Cell-Surface and Nuclear Receptors in the Colon as Targets for Bacterial Metabolites and Its Relevance to Colon Health.
Sivaprakasam, S, Bhutia, YD, Ramachandran, S, Ganapathy, V
Nutrients. 2017;(8)
Abstract
The symbiotic co-habitation of bacteria in the host colon is mutually beneficial to both partners. While the host provides the place and food for the bacteria to colonize and live, the bacteria in turn help the host in energy and nutritional homeostasis, development and maturation of the mucosal immune system, and protection against inflammation and carcinogenesis.
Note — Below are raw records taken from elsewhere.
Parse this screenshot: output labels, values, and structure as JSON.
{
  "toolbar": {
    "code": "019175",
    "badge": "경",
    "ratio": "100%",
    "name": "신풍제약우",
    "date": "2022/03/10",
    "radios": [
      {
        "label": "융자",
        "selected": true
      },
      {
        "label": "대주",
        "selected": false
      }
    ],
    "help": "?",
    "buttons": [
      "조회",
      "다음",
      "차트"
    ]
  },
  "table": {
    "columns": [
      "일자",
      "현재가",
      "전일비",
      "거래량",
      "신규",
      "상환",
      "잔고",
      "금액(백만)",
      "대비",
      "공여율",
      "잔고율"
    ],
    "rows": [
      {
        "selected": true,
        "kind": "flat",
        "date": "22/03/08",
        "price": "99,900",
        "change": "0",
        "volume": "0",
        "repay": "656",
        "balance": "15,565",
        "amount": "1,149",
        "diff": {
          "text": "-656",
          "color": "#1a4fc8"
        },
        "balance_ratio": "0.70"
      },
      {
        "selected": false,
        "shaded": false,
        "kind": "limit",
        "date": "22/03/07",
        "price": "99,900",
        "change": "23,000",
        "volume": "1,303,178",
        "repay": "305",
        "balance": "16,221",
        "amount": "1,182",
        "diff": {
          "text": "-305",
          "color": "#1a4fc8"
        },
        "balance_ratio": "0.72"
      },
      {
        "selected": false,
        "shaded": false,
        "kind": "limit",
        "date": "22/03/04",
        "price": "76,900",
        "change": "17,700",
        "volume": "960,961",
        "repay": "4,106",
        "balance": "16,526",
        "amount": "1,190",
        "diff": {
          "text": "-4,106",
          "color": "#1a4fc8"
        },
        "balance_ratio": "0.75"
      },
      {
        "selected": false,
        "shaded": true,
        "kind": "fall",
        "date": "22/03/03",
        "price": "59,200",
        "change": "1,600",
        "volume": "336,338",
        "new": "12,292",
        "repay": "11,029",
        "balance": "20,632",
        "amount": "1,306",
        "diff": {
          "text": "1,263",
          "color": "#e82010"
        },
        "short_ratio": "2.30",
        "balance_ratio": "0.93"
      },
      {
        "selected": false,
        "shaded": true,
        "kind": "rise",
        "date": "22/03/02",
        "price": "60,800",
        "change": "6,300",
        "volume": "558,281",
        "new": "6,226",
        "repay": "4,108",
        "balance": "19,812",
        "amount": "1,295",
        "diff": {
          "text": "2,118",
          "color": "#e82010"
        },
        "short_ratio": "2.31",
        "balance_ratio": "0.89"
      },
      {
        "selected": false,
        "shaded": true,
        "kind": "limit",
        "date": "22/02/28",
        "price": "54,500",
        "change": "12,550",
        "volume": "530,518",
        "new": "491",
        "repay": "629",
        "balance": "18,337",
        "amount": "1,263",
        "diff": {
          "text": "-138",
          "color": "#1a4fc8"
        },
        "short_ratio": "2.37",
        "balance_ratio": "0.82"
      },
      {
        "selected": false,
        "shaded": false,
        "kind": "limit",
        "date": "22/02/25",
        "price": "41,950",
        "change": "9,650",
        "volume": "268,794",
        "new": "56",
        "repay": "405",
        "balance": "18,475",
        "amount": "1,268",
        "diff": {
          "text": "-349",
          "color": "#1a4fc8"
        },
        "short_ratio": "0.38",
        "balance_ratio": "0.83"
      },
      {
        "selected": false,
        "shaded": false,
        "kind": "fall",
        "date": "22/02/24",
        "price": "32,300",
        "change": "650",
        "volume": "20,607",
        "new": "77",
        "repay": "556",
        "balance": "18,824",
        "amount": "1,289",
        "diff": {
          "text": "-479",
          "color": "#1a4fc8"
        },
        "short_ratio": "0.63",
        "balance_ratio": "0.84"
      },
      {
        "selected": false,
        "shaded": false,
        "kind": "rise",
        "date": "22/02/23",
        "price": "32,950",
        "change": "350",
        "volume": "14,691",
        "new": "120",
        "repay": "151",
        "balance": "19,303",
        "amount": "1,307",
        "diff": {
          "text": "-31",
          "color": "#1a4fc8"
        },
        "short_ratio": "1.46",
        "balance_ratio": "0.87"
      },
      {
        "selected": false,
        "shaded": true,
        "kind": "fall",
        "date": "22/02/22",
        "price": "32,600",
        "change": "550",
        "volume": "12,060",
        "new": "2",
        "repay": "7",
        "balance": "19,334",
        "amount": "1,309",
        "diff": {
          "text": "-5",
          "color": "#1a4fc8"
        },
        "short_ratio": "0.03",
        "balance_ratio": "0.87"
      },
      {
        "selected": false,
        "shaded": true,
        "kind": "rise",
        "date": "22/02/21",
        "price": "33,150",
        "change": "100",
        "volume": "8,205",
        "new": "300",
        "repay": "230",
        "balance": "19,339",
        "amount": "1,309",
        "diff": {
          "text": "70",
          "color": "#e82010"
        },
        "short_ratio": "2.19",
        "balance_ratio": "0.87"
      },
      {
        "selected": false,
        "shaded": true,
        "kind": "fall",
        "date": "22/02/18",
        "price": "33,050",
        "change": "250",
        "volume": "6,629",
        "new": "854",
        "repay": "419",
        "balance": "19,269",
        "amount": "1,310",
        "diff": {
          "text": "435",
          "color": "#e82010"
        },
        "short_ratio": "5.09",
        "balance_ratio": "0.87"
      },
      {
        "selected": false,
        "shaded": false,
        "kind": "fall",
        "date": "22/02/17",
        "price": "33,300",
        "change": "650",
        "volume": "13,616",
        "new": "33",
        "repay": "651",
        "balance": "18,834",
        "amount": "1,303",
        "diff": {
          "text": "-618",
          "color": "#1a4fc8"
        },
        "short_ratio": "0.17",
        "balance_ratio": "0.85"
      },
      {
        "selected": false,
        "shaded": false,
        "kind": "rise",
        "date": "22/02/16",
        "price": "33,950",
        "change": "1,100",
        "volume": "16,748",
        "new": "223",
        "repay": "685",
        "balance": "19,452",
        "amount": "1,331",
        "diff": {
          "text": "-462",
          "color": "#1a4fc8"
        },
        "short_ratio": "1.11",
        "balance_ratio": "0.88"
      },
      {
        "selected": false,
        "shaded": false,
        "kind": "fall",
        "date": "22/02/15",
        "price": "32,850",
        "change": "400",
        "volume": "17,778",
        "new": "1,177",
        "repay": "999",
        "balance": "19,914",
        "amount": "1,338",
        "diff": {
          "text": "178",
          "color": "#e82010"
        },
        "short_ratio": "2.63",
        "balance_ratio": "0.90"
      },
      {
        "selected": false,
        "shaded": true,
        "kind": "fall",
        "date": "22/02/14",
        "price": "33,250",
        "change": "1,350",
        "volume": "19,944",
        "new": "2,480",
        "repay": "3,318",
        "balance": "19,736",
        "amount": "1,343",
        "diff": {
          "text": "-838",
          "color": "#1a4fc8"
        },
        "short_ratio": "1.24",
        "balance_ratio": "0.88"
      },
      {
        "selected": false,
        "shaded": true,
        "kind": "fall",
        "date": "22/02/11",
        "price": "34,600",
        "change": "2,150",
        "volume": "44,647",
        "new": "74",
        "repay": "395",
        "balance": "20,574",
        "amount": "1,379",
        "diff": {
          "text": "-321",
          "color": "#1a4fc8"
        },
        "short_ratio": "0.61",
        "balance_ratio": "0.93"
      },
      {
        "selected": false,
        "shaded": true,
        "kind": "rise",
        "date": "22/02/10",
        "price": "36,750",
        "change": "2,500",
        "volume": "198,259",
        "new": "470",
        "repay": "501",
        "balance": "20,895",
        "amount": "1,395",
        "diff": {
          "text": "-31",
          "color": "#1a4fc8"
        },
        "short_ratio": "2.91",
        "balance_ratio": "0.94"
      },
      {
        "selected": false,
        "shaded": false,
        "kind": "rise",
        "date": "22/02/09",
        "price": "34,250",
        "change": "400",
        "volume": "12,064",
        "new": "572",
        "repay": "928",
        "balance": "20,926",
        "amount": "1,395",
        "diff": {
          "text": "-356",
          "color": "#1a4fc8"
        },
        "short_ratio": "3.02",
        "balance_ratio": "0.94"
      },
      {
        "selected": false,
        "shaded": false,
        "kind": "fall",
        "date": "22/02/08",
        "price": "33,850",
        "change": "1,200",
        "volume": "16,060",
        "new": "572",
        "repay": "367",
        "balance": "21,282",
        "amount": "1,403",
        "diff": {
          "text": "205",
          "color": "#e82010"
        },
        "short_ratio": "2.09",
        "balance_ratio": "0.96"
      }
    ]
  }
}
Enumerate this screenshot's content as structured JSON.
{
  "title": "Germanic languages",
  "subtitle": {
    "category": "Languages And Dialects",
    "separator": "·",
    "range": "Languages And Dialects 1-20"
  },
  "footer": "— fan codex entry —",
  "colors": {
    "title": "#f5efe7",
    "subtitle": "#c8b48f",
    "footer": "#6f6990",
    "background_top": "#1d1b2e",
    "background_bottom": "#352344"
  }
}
In this review, we highlight the molecular mediators of the effective communication between the bacteria and the host, focusing on selective metabolites from the bacteria that serve as messengers to the host by acting through selective receptors in the host colon. These bacterial metabolites include the short-chain fatty acids acetate, propionate, and butyrate, the tryptophan degradation products indole-3-aldehyde, indole-3-acetic, acid and indole-3-propionic acid, and derivatives of endogenous bile acids. The targets for these bacterial products in the host include the cell-surface G-protein-coupled receptors GPR41, GPR43, and GPR109A and the nuclear receptors aryl hydrocarbon receptor (AhR), pregnane X receptor (PXR), and farnesoid X receptor (FXR). The chemical communication between these bacterial metabolite messengers and the host targets collectively has the ability to impact metabolism, gene expression, and epigenetics in colonic epithelial cells as well as in mucosal immune cells. The end result, for the most part, is the maintenance of optimal colonic health.